It is worth noting that in a 3-day short-term exposure experiment, male Swiss mice were intraperitoneally injected with 14.6 ng/kg PS NPs (25 nm) and zinc oxide nanoparticles (70 nm), although the single exposure caused cognitive impairment in mice, the combined exposure did not show additive or synergistic neurotoxic effects^[52]This increase in joint toxicity may be related to the high specific surface area of MNPs. MNPs adsorb other pollutants by physical or chemical means, thus increasing the potential health risks associated with MNPs^[86]Although the joint neurotoxic effects of MNPs and other pollutants have been preliminarily explored, the current research is still limited. Future research should pay more attention to the impact of multiple exposures of MNPs and other pollutants in the actual environment on human nervous system health.

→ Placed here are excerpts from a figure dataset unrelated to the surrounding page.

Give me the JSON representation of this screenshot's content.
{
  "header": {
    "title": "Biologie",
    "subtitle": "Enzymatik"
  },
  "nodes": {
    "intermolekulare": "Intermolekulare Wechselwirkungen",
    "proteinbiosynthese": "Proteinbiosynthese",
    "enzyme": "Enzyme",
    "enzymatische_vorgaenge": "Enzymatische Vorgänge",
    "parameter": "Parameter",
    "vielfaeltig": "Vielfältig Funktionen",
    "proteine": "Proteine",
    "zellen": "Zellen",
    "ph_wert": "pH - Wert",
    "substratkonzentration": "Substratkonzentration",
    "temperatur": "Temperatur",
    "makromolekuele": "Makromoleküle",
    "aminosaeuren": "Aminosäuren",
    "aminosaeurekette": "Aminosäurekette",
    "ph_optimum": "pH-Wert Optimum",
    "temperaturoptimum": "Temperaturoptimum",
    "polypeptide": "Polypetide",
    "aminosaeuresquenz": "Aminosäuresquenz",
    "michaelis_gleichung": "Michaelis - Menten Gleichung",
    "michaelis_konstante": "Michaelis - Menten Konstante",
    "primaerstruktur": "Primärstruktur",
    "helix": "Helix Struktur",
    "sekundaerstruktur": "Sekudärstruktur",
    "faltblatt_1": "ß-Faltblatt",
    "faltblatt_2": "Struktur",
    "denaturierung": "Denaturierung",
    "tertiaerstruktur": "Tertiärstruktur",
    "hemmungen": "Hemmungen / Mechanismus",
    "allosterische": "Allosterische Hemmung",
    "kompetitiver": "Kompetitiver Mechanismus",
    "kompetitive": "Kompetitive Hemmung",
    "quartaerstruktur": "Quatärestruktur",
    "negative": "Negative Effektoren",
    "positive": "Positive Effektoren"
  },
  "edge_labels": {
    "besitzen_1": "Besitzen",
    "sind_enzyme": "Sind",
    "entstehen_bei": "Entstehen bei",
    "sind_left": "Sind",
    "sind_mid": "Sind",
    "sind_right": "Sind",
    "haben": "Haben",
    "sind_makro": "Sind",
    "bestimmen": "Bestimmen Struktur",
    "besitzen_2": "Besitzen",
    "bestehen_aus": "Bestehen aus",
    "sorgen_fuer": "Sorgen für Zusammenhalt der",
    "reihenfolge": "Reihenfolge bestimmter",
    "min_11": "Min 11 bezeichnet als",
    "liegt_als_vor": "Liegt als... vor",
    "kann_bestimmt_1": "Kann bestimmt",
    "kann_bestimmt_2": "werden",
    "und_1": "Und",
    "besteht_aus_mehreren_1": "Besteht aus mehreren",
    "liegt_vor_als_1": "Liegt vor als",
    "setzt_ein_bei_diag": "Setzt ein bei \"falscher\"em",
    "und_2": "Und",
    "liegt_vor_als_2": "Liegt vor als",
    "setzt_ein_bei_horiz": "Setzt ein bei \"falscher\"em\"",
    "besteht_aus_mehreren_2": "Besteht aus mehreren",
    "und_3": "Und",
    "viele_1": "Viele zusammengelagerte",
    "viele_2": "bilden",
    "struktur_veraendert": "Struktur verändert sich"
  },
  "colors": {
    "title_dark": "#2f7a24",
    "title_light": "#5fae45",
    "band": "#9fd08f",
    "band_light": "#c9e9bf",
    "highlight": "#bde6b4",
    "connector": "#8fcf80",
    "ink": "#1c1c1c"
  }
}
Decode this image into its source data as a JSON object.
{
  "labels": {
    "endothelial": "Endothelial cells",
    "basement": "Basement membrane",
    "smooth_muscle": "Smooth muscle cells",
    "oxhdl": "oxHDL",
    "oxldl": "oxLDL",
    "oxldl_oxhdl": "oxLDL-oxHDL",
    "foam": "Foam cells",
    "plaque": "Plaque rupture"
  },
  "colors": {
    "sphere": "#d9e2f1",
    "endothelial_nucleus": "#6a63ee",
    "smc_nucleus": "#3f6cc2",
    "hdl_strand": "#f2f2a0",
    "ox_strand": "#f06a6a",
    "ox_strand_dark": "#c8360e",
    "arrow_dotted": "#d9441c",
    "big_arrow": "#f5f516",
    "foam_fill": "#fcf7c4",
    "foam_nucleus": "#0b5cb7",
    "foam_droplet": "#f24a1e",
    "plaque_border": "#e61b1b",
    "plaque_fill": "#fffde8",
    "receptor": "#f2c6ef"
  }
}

4 Discussion on toxic mechanism

4.1 oxidative stress

Oxidative stress is considered to be one of the important mechanisms by which MNPs exert neurotoxicological effects^[11]Oxidative stress refers to the imbalance of oxidation and reduction in the body, leading to the accumulation of reactive oxygen species (ROS) and causing cell and tissue damage. ROS refers to reactive chemical species containing oxygen, including superoxide anion (o₂^•−）Hydrogen peroxide (H₂O₂）And hydroxyl radical (OH). MNPs induced ROS production in organisms involves a variety of biomolecular mechanisms. One of the key mechanisms is the activation of NADPH oxidase (NOx), which is responsible for the production of O₂^•−Complex enzyme^[87]Mice exposed to MNPs can activate NADPH oxidase through a variety of ways, including the activation of Toll like receptor 4 (TLR4) and aryl hydrocarbon receptor (AHR)^[88]Once NOx is activated, it will generate o₂^•−And further converted to other ROS, such as H₂O₂And · oh.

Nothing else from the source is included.